We have done Sharapalooza a few times in the history of #sstlap. I have been amazed at all the amazing things that students have been able to experience or produce in your classes. I am inspired by the creativity and passion you have unleashed with your students.
Taking it to the next level! This summer I tossed out the idea of doing some of our chats via GHO but never took it beyond an idea. Well when I shared out the topic Sharapalooza with our topic from last week of Connecting your Classroom, I was approached by Rob Pennington that we should do a GHO on Air. I was instantly excited about the idea. I have done GHOs before and loved the experience, but I didn't know how to run it and make it accessible to as many as possible since you can only have 10 people in a GHO at a time. So Rob steps in again informs me that he has moderated the kinds of GHO where people come in and out throughout the conversation.
How will this work? Our vision is that there were be a few of us in the GHO as moderators having a conversation discussing some of the ideas we have about the questions. As the conversation kicks off on Twitter we will invite some of the amazing educators who are sharing on Twitter into the GHO. When you enter the GHO you will be able to elaborate on your response, add other ideas to the conversation and when done, you can jump out of the GHO to allow others to join the video conversation. I must admit the planner inside of me is nervous because when you do something with multiple moving parts there are unforeseen issues. However the potential for this to be an amazing experience outweighs the potential failure.

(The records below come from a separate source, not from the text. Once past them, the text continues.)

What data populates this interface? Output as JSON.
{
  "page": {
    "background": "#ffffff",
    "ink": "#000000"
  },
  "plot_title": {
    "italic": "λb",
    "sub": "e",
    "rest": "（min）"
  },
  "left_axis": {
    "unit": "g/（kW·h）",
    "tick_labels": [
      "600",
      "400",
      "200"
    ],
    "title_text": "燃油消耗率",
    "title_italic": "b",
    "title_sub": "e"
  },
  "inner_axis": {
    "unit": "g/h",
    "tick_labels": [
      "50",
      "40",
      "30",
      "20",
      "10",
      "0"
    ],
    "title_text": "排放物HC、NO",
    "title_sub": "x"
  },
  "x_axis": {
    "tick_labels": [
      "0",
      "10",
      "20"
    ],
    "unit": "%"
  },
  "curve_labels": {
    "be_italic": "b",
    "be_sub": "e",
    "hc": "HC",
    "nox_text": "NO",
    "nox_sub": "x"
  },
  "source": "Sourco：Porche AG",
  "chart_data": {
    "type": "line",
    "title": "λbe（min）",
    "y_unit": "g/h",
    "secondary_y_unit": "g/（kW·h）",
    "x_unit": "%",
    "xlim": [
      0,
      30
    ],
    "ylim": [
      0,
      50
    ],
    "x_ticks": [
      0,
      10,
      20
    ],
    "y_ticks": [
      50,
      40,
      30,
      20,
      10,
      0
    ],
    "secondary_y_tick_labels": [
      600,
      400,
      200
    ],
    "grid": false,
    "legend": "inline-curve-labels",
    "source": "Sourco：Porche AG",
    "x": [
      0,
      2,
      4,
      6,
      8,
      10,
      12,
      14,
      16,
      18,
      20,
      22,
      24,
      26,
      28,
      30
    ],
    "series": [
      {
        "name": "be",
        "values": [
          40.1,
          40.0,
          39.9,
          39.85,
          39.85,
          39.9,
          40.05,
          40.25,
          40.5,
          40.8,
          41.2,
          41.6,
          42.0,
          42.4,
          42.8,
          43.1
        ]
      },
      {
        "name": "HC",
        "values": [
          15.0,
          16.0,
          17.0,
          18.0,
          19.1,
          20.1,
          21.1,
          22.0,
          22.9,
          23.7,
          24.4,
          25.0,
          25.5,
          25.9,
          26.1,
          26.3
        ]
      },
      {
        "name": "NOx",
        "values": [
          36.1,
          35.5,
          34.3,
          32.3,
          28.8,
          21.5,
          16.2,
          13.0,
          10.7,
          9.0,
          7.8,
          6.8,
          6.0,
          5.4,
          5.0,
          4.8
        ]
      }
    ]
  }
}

We're going big - Best of showcase!
Q1 best multiple choice test you have written this year
Q2 best strategy to keep Ss tethered to their seats
Q3 best lecture to disengage Ss
Q4 best activity that was done for the sole audience of the teacher
Q4 best assignment that was simply busy work- to occupy Ss so you could check Pinterest.
Q5 best educational video- you know the one where when the lights come up the heads don't #snoozefest
Q6 best coloring (where coloring skills are more important than content) or factoid project
No those are not the questions for Sharapalooza.
I will drop the questions for Sharapalooza 2015 Volume 1 soon!
I apologize for the not having the questions done when I share the post, but I wanted to give you time to prepare for the new format.
To help you prepare for the questions- here are some potential ideas- a
I also welcome your thoughts for things we could share in our celebration- we could add Q8 or adjust my questions when you share your suggestions that rock!
- Best of-
Q1 Competition Hook - Gamifying your activity
Q2 Priming the Grill- Setting the stage of anticipation- Igniting the curiosity-
Q3 Best Field trip or transforming the learning environment
Q4 Connecting to the world beyond- guest speaker- Skype or GHO etc. activities
Q5 Get Jiggy with it, or Play me a song the Piano Man- bringing music into the experience
Q6 Choose your hook(s) - your chance to celebrate any example of hooks you have incorporated-
Q7 Your best lesson/Ticket Lesson- the one students would come back for
We are going to steal your lessons for Q6 and Q7 just so you know- heck who am I kidding we are stealing them for all the Questions tonight.